Possible Action: Advocates wishing to do so could talk to their members while they are in their home districts for the July 4th recess regarding the importance of ICHIA and the need to it as included in the Senate Finance Committee bill without amendments.
RESOURCES:
NEW LANGUAGE ACCESS PUBLICATION:The National Health Law Program and The Access Project are releasing the Language Services Action Kit. This action kit will aid advocates and health care providers working to ensure that people with limited English proficiency in their states get appropriate language assistance services in medical settings. The Language Services Action Kit costs $25.00. To place an order, please email your mailing and billing information to lepactionkit@accessproject.org. The kit will be mailed in late July.
NEW MEDICAID EPSDT PUBLICATION:The National Health Law Program has recently released Toward a Healthy Future: Medicaid Early and Periodic Screening, Diagnostic and Treatment Services For Poor Children and Youth. http://www.healthlaw.org/pubs/200305.towardahealthyfuture.html.
This 97-page manual provides comprehensive information about EPSDT and offers practical suggestions for working with and improving the EPSDT program. It includes background information on the needs of children and youth, a basic overview of the Medicaid program, legal requirements for EPSDT, common barriers encountered and examples of how these problems can be addressed. Toward a Healthy Future is available for $55.00 from NHeLP's Los Angeles office.
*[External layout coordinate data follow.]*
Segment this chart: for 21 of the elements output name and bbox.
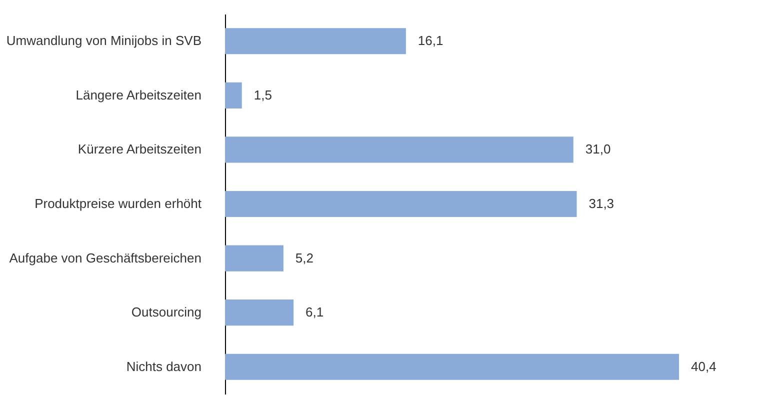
bar — [225, 82, 242, 108]
y-tick-label: Aufgabe von Geschäftsbereichen — [9, 250, 202, 266]
y-tick-label: Produktpreise wurden erhöht — [34, 196, 202, 211]
data-label: 5,2 — [295, 250, 314, 266]
y-tick-label: Outsourcing — [131, 304, 202, 320]
bar — [225, 28, 406, 54]
bar — [225, 300, 294, 326]
y-tick-label: Nichts davon — [126, 358, 202, 374]
data-label: 16,1 — [418, 33, 444, 48]
y-tick-label: Längere Arbeitszeiten — [76, 87, 202, 102]
data-label: 1,5 — [254, 87, 272, 102]
y-tick-label: Kürzere Arbeitszeiten — [78, 142, 202, 157]
y-tick-label: Umwandlung von Minijobs in SVB — [6, 33, 202, 48]
data-label: 40,4 — [691, 358, 716, 374]
bar — [225, 190, 577, 218]
data-label: 6,1 — [306, 304, 324, 320]
bar — [225, 136, 574, 163]
bar — [225, 354, 679, 380]
data-label: 31,3 — [588, 196, 614, 211]
bar — [225, 245, 284, 272]
data-label: 31,0 — [585, 142, 611, 157]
To order, call NHeLP at 310- 204-6010 or send an e-mail request to nhelp@healthlaw.org.
FEDERAL FACTOID: In 2002, health care spending rose at a rate of 9.6 percent, while the Gross Domestic Product increased 2.6 percent. According to the Center for Studying Health Systems Change, the health care spending growth rate slowed for the first time in five years and evidenced slowing trends in the four primary categories of spending inpatient (rising 6.8 percent) and outpatient (14.6 percent) hospital care, prescription drugs (13.2 percent), and physician services (6.5 percent).